A Search For A Virtual Championship
By CHRIS RASMUSSEN
After decades of progressive futility, Royals fans long ago gave up on the present. Instead, some look longingly at memories of successful Royals seasons, while others look to the farm system for a distant utopia where Deyton Moore makes the Royals successful again.
Me? I prefer alternate reality. In an effort to determine whether the Royals will appear in the playoffs, I have played a simulation of the next five years using the computer game Baseball Mogul 2009 to determine whether the Royals will appear in the playoffs.
A one-time thing?
Here are the results:
2008: 77-85. Hitting .235, Jose Guillen fails to live up to his massive contract. But unlike Emil Brown, he doesn’t shoot a local television personality with a gun. The Philadelphia Phillies defeat the Cleveland Indians in five games, becoming the first World Series champions in history to be booed during their victory parade.

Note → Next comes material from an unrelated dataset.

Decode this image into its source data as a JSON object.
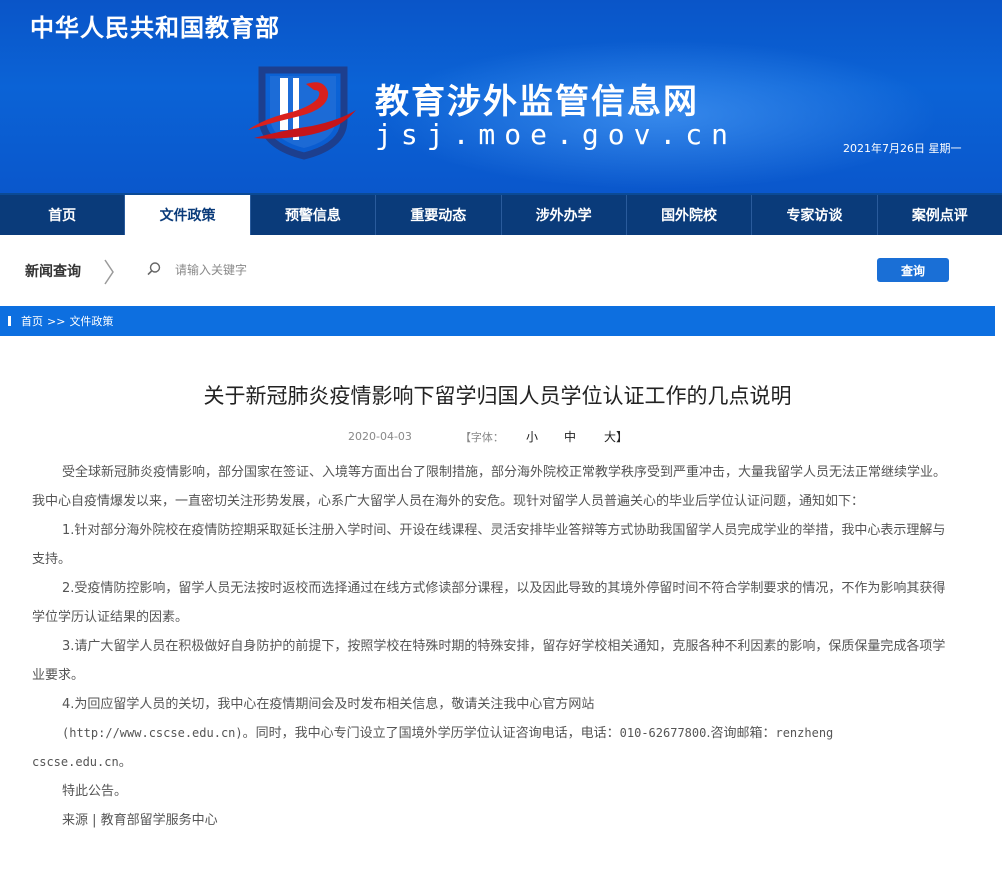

2009: 79-83. Alex Gordon finally breaks through with a big season, collecting 107 runs batted in, just in time for his salary arbitration hearings. Tampa Bay defeats Philadelphia 4-1 in the World Series, celebrating in front of a half-empty crowd in a poorly lit domed stadium.
2010: 93-69. The Royals lose Zach Greinke to the Washington Nationals in free agency but remain competitive throughout the year, failing by one game to gain the AL Central crown. The Yankees fail to make the post-season again, prompting the firing of Brian Cashman, Joe Girardi and, for old time’s sake, the corpse of Billy Martin.
2011: 66-96. Alex Gordon signs with the Braves in the off-season after driving in 128 runs batted in for the Royals. Behind Gordon, the Braves defeat the resurgent Yankees in five games in the Series. David Glass defends not re-signing Gordon, saying that the Royals provide “Always Low Prices. ALWAYS!”
2012: 48-114. Royals finish with worst mark in their history, as David Glass readies to move the franchise to Bentonville, Arkansas, to reduce travel costs. The Yankees defeat the Dodgers in a thrilling World Series, leading to a ticker-tape parade in Manhattan in which the crowd cheers new manager Derek Jeter and wife Miley Cyrus.
Also that year, Barry Bonds is inducted into the Hall of Fame, becoming the first player in history to give his induction speech via close-captioned television from a minimum-security prison.